The upshot: any kid who has read these early Cleary books since, say, the late 1970s recognizes in countless ways that the world they portray is foreign, regardless of the timelessness of the emotions and psychology at play. And indeed, the distinguished, offhandedly charming illustrations in the original editions of these books (by Louis Darling, who also illustrated Silent Spring) depict plainly dressed, crew-cut, unmistakably mid-20th-century children, and a Ramona who, true to Cleary’s stroppy character, somewhat resembles a wild child. But the books’ illustrations have been modernized—the children now sport bicycle helmets and backpacks. These wholly anachronistic drawings condescend to and confuse kid readers, who know that the characters they’re encountering in these books aren’t in the contemporary world—and who in fact have little difficulty finding the stories resonant, though the protagonists, situations, and even values fail to conform to current standards. For instance, Henry feeds his dog horse meat, as kids did in 1950—a fact that my son, raised an animal welfarist and a vegetarian, has had to reconcile with Henry’s likable and admirable qualities.
Cleary says that she has been guided in her writing by the observation of her college professor that “the proper subject of the novel is universal human experience.” At its best—in her Klickitat novels through Ramona the Pest—Cleary’s fiction brilliantly bears out that statement. But as the distance grew between her own childhood and that of her characters, Cleary’s efforts to keep up-to-date and relevant rendered her novels less particular, less sharp, and, paradoxically, less universal.
The genius and charm of the early books lies in the way Cleary fully and leisurely entered and articulated the workings of a child’s mind. The turning of those wheels is evident in a passage from Henry Huggins (to pluck one at random from hundreds of such scenes) in which Henry is tempted to buy some guppies. He’s impressed by the bargain: 79 cents a pair, and that includes the fishbowl, one snail, one aquatic plant, and a package of food. (Cleary never neglects an ounce of the crucial minutiae that she knows will impress her characters.) She devotes a whole simple sentence to the boy’s feeling for the silver dollar in his pocket, as he stands in front of the pet-store aquarium. She uses another sentence to confirm his money is “still there”—a child would know not to count on that. He watches the attractive fish for a while longer before he decides, yes, he’ll buy a pair. It takes three more sentences to build a firm case against hypothetical objections from his mother, and finally satisfy himself that he’s got all her reservations covered. In doing so he reveals a neat picture of the kind of requirements sons inevitably have to put up with from their moms: the fish are “quiet” and “little” and they don’t “bark or track in mud or anything.”

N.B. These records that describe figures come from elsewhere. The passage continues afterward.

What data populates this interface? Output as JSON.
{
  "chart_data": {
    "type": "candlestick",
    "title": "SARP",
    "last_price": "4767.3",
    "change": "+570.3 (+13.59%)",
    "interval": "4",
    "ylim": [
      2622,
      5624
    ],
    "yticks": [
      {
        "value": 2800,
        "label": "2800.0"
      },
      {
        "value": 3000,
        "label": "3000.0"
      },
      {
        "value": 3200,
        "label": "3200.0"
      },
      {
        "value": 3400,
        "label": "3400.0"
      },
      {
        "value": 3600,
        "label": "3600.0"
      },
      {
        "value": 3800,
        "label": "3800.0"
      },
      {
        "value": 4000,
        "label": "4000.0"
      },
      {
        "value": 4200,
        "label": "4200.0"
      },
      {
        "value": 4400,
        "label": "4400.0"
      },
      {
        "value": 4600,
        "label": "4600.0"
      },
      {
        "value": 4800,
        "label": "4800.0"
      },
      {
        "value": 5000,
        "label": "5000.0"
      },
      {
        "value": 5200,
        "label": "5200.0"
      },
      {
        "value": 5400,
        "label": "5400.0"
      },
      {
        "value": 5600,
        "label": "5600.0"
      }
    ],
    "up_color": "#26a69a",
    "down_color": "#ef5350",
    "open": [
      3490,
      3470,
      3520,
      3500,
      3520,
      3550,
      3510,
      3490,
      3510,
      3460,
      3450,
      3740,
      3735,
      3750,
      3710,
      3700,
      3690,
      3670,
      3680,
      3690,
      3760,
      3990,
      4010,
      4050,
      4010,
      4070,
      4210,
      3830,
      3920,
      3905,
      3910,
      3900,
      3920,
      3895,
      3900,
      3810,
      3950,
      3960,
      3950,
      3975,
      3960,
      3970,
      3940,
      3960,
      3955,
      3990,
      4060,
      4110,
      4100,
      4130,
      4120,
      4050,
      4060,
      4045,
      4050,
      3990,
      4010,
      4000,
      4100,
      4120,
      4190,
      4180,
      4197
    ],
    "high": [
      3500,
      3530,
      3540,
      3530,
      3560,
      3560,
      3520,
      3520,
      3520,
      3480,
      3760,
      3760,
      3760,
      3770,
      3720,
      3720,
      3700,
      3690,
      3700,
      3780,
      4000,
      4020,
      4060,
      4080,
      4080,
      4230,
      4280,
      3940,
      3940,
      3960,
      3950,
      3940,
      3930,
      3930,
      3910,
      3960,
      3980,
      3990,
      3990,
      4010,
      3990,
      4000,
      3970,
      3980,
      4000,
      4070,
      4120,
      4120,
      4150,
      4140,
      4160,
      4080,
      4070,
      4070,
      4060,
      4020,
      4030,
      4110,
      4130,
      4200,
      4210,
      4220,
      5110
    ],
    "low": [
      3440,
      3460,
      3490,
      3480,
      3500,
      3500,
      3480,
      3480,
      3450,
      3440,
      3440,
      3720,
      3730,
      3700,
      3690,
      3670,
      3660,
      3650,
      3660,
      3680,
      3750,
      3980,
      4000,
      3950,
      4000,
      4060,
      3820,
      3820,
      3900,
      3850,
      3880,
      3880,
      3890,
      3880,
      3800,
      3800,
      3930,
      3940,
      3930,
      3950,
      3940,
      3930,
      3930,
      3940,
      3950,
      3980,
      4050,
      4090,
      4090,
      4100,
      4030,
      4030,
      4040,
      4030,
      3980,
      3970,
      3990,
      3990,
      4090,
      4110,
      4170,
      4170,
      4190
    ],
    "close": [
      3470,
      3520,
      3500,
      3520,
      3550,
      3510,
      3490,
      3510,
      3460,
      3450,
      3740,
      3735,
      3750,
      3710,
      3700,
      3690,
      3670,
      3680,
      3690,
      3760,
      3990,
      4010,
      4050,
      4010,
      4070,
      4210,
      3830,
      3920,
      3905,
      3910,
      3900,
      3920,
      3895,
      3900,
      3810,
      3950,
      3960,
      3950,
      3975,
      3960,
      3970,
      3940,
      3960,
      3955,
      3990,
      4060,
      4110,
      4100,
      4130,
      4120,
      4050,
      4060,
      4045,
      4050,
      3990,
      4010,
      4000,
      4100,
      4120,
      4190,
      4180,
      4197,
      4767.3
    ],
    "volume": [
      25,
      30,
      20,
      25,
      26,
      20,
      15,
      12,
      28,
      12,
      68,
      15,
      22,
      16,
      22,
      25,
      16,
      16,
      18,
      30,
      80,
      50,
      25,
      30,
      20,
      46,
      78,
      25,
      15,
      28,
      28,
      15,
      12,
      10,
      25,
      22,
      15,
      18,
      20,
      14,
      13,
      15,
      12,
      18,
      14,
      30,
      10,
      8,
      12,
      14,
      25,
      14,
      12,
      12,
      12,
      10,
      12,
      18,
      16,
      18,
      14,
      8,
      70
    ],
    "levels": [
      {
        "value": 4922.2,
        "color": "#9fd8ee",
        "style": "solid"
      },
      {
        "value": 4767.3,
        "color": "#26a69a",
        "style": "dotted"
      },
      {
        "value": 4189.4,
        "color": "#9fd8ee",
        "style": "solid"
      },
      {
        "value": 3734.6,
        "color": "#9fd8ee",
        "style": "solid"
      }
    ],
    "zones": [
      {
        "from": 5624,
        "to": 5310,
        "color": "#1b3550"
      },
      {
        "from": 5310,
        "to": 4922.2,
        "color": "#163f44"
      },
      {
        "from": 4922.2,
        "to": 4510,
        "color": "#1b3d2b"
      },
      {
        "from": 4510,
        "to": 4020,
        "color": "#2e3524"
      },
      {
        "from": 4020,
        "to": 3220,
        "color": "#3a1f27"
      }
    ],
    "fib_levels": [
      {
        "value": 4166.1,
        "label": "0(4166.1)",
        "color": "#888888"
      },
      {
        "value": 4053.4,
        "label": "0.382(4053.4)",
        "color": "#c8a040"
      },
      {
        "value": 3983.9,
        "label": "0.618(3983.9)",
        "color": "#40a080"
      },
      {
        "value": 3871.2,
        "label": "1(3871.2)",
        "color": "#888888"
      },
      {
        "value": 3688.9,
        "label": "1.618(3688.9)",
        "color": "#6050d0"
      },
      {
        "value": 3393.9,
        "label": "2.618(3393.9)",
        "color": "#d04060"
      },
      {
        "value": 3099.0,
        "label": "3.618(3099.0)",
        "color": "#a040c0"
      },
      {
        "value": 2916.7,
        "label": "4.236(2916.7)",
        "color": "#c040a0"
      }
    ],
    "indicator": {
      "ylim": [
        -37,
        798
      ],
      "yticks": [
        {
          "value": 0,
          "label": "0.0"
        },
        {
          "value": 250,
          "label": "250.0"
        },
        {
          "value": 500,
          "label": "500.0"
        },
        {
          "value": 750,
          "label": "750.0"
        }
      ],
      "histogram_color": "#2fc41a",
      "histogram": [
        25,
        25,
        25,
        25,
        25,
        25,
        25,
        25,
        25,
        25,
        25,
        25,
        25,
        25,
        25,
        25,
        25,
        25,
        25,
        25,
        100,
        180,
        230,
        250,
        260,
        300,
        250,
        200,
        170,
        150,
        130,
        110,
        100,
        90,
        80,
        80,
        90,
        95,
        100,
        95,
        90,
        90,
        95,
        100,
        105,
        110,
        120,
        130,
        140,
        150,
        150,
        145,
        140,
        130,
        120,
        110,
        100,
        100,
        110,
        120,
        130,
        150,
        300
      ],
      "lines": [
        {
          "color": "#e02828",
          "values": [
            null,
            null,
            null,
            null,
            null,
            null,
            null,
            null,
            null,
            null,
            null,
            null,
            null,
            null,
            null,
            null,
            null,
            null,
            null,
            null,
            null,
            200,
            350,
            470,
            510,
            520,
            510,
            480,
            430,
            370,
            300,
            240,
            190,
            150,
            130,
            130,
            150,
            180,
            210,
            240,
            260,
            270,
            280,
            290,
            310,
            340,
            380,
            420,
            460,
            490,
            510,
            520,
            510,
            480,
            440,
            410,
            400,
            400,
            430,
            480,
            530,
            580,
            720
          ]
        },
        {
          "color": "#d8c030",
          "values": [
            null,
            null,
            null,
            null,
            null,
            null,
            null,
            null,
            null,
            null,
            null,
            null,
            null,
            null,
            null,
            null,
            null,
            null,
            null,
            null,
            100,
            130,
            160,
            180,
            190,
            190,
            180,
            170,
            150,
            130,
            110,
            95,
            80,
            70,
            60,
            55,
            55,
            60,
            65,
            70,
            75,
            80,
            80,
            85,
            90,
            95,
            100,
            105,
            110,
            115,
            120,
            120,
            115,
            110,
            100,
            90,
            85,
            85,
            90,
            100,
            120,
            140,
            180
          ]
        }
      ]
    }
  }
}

The later books explore, although less deeply, much wider stretches of more-serious emotional ground—the kinds of realistic and meaningful situations and themes that experts and educators deem enriching in children’s and young-adult fiction, an attitude no less didactic and deadening than that which informed the treacly, uplifting children’s books that Cleary in her early work was rebelling against. In Ramona Forever (1984), Ramona suffers the death of her cat and worries about being supplanted by a new baby, her father being out of work, and her beloved aunt marrying and moving to Alaska, all in about the same number of pages it took Henry and his pals to build a clubhouse, and for him to have a falling-out and (sadly but realistically) only partial reconciliation with his neighbor Beezus. Many characters in the late novels are flat; most are observed with intelligence, but they’re not inhabited. Cleary gets through the vast territory of her plots by relying on longer, more complex sentences, but while these scoop up the gist, they let the particularity escape.
The stylistic and substantive gap between Cleary’s early and later novels is so apparent that I long thought different authors had written the two groups of books. And in fact that divide can be quite precisely dated—as can so many divides in American culture—to the late 1960s and early ’70s: Ramona the Pest (1968) is on one side of the line, whereas Cleary’s next Klickitat novel, Ramona the Brave (1975), has most definitely crossed it. I wouldn’t attribute the divide to Cleary’s deliberately eschewing her first resolution; still, as her talent became increasingly recognized, and as she took on the mantle of National Institution, the pressure to deliver a relevant and uplifting message must have been great.
Luckily, kids and their parents need not be confined to Cleary’s publisher’s definition of her canon. Instead they should read all of Cleary’s Klickitat books through Ramona the Pest, as well as her memoirs (kids should wait until their teen years to read the memoirs, which matter-of-factly explore Cleary’s fraught relationship with her depressive mother, an adult relative’s sexual advances toward the young Cleary, and Cleary’s entanglement at Berkeley with a roué). That’s a compilation that will work its way indelibly into a child’s memory and imagination—not unlike Cleary’s own burrs and dandelion fluff.